(IRIN) – Even as researchers announce that a malaria vaccine could be available by 2015, the threat of resistance – by the malaria parasite to the most effective drugs and by mosquitoes to frontline insecticides – continues to grow. Donor funding for malaria has plateaued, and African countries are struggling to finance the scale-up of some crucial interventions.
The Sixth Pan African Multilateral Initiative on Malaria, the world’s largest conference on malaria, took place in Durban, South Africa, this week, where results from the most clinically advanced trials showed that over 18 months of follow-up, the RTS,S vaccine almost halved the number of malaria cases in young children and reduced by about a quarter the number of malaria cases in infants.
Armed with these latest results, pharmaceutical giant GlaxoSmithKline (GSK) “now intends to submit, in 2014, a regulatory application to the European Medicines Agency (EMA),” said GSK, which has spent three decades developing the vaccine.
RTS,S is designed to prevent the malaria parasite from infecting, maturing and multiplying in the liver, after which the parasite would normally re-enter the bloodstream and infect red blood cells, leading to disease symptoms.
The fact that the vaccine is only partially effective, “only tells part of the story, when we look at its public health impact,” David Kaslow, vice president of product development at the health organization PATH, told IRIN. The real story lies in the number of malaria cases that could be averted. About 941 cases of clinical malaria were prevented for every 1,000 children vaccinated, while severe malaria cases were reduced by 36 percent. In addition, malaria hospitalizations were reduced by 42 percent.
The effectiveness of the vaccine has weakened over time.
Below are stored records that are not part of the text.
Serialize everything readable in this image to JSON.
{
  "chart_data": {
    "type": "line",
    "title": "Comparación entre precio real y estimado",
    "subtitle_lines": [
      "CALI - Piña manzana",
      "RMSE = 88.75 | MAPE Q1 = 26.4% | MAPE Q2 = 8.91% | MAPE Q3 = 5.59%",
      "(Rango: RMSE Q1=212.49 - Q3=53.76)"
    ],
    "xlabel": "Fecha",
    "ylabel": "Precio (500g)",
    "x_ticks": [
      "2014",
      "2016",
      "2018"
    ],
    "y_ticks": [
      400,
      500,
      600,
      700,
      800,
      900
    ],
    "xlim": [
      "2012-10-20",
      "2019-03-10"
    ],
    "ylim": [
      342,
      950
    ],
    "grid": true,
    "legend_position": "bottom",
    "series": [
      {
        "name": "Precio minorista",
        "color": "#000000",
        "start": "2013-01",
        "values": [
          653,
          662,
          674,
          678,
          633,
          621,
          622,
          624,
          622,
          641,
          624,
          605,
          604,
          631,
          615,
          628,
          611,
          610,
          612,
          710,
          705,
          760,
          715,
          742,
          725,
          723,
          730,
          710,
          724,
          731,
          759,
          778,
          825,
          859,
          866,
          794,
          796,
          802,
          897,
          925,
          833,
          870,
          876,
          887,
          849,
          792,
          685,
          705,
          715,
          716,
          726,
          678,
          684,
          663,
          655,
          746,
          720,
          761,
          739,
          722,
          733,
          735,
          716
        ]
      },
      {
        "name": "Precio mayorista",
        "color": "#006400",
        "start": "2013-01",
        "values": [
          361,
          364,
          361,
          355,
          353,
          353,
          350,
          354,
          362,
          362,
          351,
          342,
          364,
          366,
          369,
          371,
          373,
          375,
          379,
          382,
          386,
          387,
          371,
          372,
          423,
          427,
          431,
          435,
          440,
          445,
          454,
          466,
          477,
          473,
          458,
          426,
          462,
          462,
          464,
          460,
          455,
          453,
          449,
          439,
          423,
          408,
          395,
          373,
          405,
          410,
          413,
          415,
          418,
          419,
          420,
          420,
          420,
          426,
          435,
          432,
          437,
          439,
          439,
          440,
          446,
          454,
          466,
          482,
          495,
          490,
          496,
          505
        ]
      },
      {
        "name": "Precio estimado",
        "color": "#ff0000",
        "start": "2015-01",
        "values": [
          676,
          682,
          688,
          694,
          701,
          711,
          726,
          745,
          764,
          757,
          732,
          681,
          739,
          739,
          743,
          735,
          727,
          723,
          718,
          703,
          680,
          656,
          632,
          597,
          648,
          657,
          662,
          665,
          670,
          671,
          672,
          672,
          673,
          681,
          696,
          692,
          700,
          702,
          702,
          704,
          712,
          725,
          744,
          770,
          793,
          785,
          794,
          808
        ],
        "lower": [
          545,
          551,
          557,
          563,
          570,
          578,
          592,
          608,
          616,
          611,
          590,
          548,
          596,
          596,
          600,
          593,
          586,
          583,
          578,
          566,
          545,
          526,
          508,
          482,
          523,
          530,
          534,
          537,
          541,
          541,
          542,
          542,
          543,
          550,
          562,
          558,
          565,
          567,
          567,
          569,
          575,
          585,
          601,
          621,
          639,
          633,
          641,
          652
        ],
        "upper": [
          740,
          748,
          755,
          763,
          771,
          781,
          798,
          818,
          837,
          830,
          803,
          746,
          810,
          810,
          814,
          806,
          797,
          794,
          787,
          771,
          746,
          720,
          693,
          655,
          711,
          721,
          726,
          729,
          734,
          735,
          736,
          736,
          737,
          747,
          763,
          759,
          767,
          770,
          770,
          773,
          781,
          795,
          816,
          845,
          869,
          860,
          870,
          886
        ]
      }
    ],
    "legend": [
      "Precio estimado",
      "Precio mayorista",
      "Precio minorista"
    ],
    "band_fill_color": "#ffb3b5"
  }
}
In 2011, researchers found after one year that the vaccine reduced the risk of developing clinical malaria – when the disease requires medical treatment – by 56 percent in young children and 31 percent in infants.
“The [vaccine’s declining] efficacy over time is not unexpected. What we don’t know now is what that means and what will happen in the longer term,” Kaslow noted. Additional results, expected in 2014, will give more information on the longer-term protection provided by the vaccine candidate and on the impact of a booster dose given 18 months after the first three doses of the vaccine.
According to GSK, the World Health Organization (WHO) has indicated that it may recommend use of the RTS,S vaccine as early as 2015 if EMA regulators back its licence application. It will then be up to African governments to decide whether to introduce the vaccine into their public health systems.
But even a moderately effective vaccine could have a huge impact in sub-Saharan Africa, which accounts for about 70 percent of malaria deaths each year – most of them children. Duncan Earle, the director of the Malaria Control and Evaluation Partnership in Africa (MACEPA), told delegates at the conference that when statistics were gathered three years ago, there were 219 million reported cases of malaria infections resulting in the deaths of 660,000 people.
“Approximately half of the world’s population is at risk of [contracting] malaria. Most of the malaria cases and deaths occur in sub-Saharan Africa. However, Asia, Latin America, and, to a lesser extent, the Middle East and parts of Europe are also affected,” he added.
The conference also heard how “populations of mosquitoes resistant to all available insecticide (including DDT) are being increasingly reported”, raising fears that another 120,000 people could die from the disease every year.
Professor Hillary Ranson of the Liverpool School of Tropical Medicine warned that the impact of insecticide resistance could be “devastating”. With no new anti-malaria insecticides on the horizon, Ranson urged governments in Africa and other malaria belts to monitor insecticide resistance and to rotate the variety of insecticides used to reduce the spread of the disease.
Global funding for malaria, however, has reached a plateau well below the level required to reach the health-related Millennium Development Goals and other internationally agreed-upon global malaria targets.
An estimated US$5.1 billion is needed for every year between 2011 and 2020 to achieve universal access to malaria interventions in the 99 countries with ongoing malaria transmission. While many countries have increased domestic financing for malaria control, the total available global funding remained at 2.3 billion in 2011 – less than half of what is needed.
“We also hope that the wealthy countries would not only talk the talk but would also contribute generously to the funds that are aimed at eliminating the disease. At the moment, Africa is facing crises of funding, and we hope that companies would also fund these initiatives,” Elhassan Hassan, a researcher at the University of Gezira in Sudan, said at the conference.